Хуан грубо вырвал у Ренато платок, набитый монетами, словно вновь проснулась старая, жгучая и всеохватная злоба на весь мир, которую Андреа Бертолоци щедро излил ему в душу. Он повернул их к свету луны, чтобы лучше рассмотреть, и с удивлением подтвердил:
— Это серебряные монеты.
— Ну да. И есть две из золота. Видишь ли, каждая золотая стоит сотни серебряных. Папа всегда дарил мне одну золотую монету в день рождения. Я много истратил. Можно купить кучу вещей на золотую монету.

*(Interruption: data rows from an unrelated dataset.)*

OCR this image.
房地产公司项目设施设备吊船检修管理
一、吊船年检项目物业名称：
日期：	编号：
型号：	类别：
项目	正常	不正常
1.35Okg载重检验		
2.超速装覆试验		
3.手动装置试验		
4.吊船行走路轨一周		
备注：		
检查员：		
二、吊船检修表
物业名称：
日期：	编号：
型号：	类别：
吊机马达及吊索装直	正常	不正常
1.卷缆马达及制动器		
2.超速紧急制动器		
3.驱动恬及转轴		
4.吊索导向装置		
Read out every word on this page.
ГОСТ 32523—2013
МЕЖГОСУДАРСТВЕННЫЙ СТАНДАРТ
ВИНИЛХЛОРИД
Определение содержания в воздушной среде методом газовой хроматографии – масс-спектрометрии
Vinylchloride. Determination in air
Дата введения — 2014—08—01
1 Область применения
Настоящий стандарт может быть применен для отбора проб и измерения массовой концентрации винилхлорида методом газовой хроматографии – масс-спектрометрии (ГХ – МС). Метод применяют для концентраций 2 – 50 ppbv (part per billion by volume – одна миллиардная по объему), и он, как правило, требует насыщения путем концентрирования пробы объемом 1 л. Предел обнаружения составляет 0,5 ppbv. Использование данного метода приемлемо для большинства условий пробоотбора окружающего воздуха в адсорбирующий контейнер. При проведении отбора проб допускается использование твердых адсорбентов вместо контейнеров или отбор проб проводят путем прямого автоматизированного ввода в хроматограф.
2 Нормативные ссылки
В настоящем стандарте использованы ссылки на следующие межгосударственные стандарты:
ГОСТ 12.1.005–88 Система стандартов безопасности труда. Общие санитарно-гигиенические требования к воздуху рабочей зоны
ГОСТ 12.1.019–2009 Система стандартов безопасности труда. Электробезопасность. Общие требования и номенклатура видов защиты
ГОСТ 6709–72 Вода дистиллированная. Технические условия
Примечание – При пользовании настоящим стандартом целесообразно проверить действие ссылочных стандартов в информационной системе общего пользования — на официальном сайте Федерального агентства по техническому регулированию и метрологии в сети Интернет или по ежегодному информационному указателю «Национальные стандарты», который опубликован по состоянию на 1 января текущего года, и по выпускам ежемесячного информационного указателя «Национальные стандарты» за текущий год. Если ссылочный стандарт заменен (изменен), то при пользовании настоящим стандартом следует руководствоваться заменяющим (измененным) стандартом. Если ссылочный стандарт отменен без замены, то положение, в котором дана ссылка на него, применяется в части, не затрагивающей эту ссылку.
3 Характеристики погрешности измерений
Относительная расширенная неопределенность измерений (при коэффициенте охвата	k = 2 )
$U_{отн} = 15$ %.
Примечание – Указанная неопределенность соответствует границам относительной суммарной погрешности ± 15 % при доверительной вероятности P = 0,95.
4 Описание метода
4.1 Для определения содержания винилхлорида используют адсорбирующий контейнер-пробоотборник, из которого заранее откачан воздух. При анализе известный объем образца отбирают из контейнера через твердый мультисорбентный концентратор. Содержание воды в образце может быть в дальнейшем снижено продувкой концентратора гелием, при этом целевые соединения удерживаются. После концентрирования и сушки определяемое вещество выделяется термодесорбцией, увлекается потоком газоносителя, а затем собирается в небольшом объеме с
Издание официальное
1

У нас будет большая-пребольшая лодка с парусами, и мы будем ходить на ней по морям.
— Слышишь? — Насторожился Хуан, напрягая слух.
— Да, — спокойно подтвердил Ренато. — Нас везде ищут, но не в этой стороне. Думают, мы побоялись глубокого ручья.
— Я ничего не боюсь и ухожу прямо сейчас. — Он завязал платок с монетами и крепко привязал к поясу. Быстро сбросил куртку, подвернул штанины и рукава рубашки, а Ренато зачарованно наблюдал за ним.
— Ренато! Ниньо Ренато! — раздавался вдалеке голос Баутисты.
— Это тебя ищут, — прошептал Хуан.
— Хуан, Хуан! Где ты? — послышался голос Пьера Ноэля.
— Тебя тоже ищут. Как мы пойдем? — спросил Ренато.
— Я по ручью, — сказал Хуан и тут же зашлепал по воде.
— Хуан! Подожди меня! Помоги мне! Хуан…
Хуан не ответил и не обернулся. Он прыгал по камням сбегавшего каскадами ручья и шел по течению, падая и поднимаясь, затем зацепился за лианы над водой, вскарабкался по ним и затерялся в непроходимом лесу.
— Ренато! Ренато!
Голос матери остановил маленького Ренато, готового следовать за Хуаном. С голубым жакетом в руках, опустив ноги в грязную жижу, он выдерживал первую тяжелую битву между голосом, зовущим на приключения, и нежной любовью к матери и наконец с неохотой ответил:
— Я здесь.
— Сынок! Мой Ренато! — вскрикнула София, обнимая сына. — Что ты здесь делал? Почему ушел в такой час из дома?
— Голову даю на отсечение, что его заманил Хуан, — утверждал Баутиста.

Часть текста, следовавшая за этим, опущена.